On appeal to the court of errors this doctrine was affirmed, and we believe the books are full of such cases. An objection to this doctrine we have never seen seriously urged by any court. In the case of Hindes, Lessee, v. Longworth, 11 Wheat. 213, it was said, that a deed from a parent to a child, for the consideration of love and affection, is not absolutely void as against creditors. It may be so under certain circumstances, but the mere fact of being in debt to a small amount would not make the deed fraudulent, if it could be shown that the grantor was in prosperous circumstances and unembarrassed, and that the gift to the child was a reasonable provision, according to his state and condition in life, and leaving enough for the payment of the debts of the grantor.
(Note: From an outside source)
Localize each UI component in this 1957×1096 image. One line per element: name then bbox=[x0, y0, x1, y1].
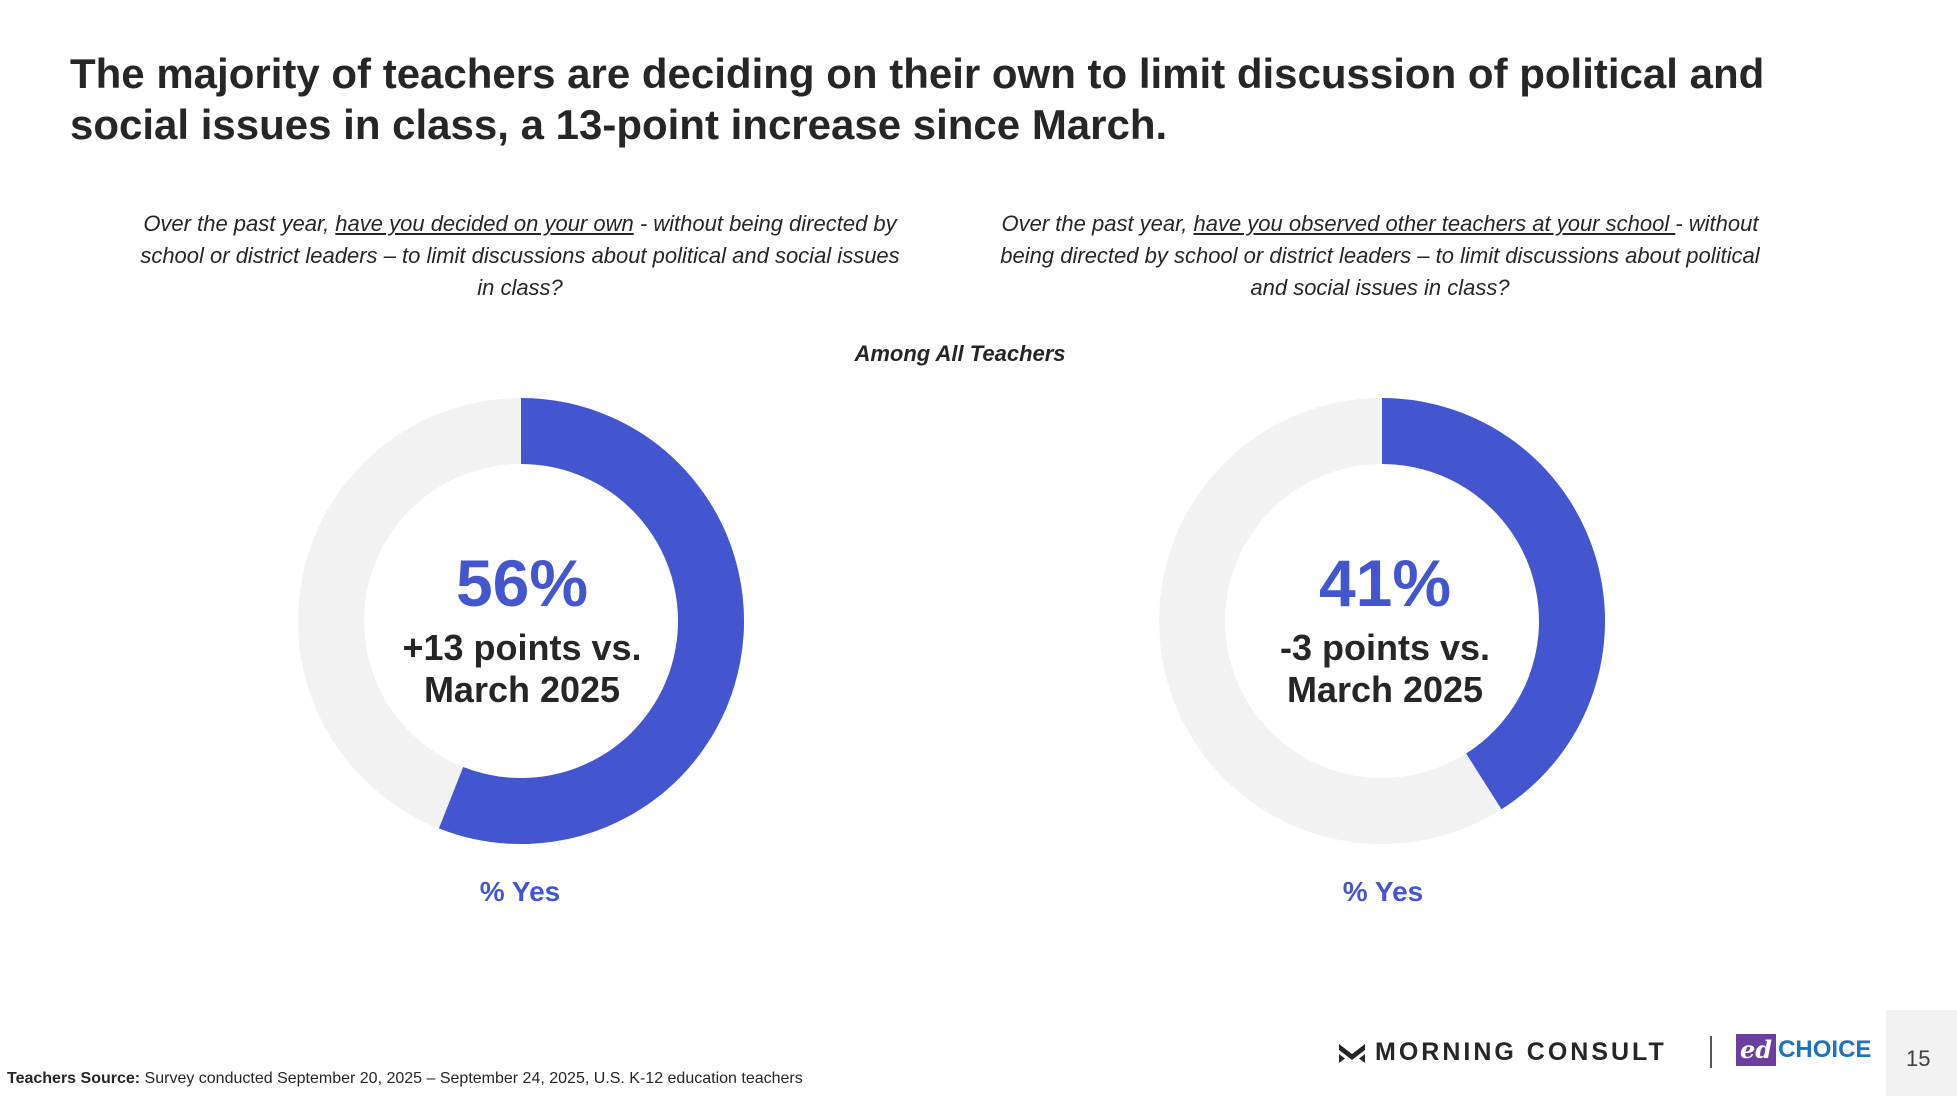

The want of a valuable consideration may be a badge of fraud, but it is only presumptive, not conclusive evidence of it, and may be met and rebutted by evidence on the other side.

That this is sound and salutary doctrine, when applied to transactions between a parent and child, why should it be unsound and unsafe, when applied to transactions between a husband and his wife, through the intervention of a trustee ? The obligation resting upon the husband to secure a home for his wife, is quite as strong as a provision for a child, and to perform it is equally praiseworthy, but the estate secured to the wife, must be in proportion to her state and condition in life, and the husband must leave enough for the payment of his debts.

In looking into the proofs in this cause, we find that at the time appellee, F. A. Hoffman, conveyed this thirty acres of land to Theodore Hoffman, in trust for his wife, he was in very prosperous circumstances, wholly unembarrassed, and had means sufficient at that time to discharge all the then existing liabilities against him, and that the provision made for his wife was such as her state and condition in life warranted. Hoffman was then a banker, doing a large business in Chicago, receiving and paying out deposits daily and every hour in the day. Appellant was one of his customers and depositors, whose checks were promptly honored, until the disastrous financial occurrences of the spring of 1861. Appellant began to deposit with appellees soon after they commenced business in 1855. When the settlement was made on Mrs. Hoffman, the deposit amount of appellant showed a balance in his favor of about twelve hundred dollars. This account was constantly fluctuating by daily drafts made on it by appellant, and sums were paid in to replenish, so that at one period .his credits amounted to but eight hundred dollars, and his check book, in evidence, shows that the whole amount for which appellant obtained his judgment, was deposited by him since April, 1860. It cannot, therefore, be averred that the appellees were his debtors at the time of the settlement, for the cheek book shows that amount was adjusted and changed by deposits and checks subsequently made.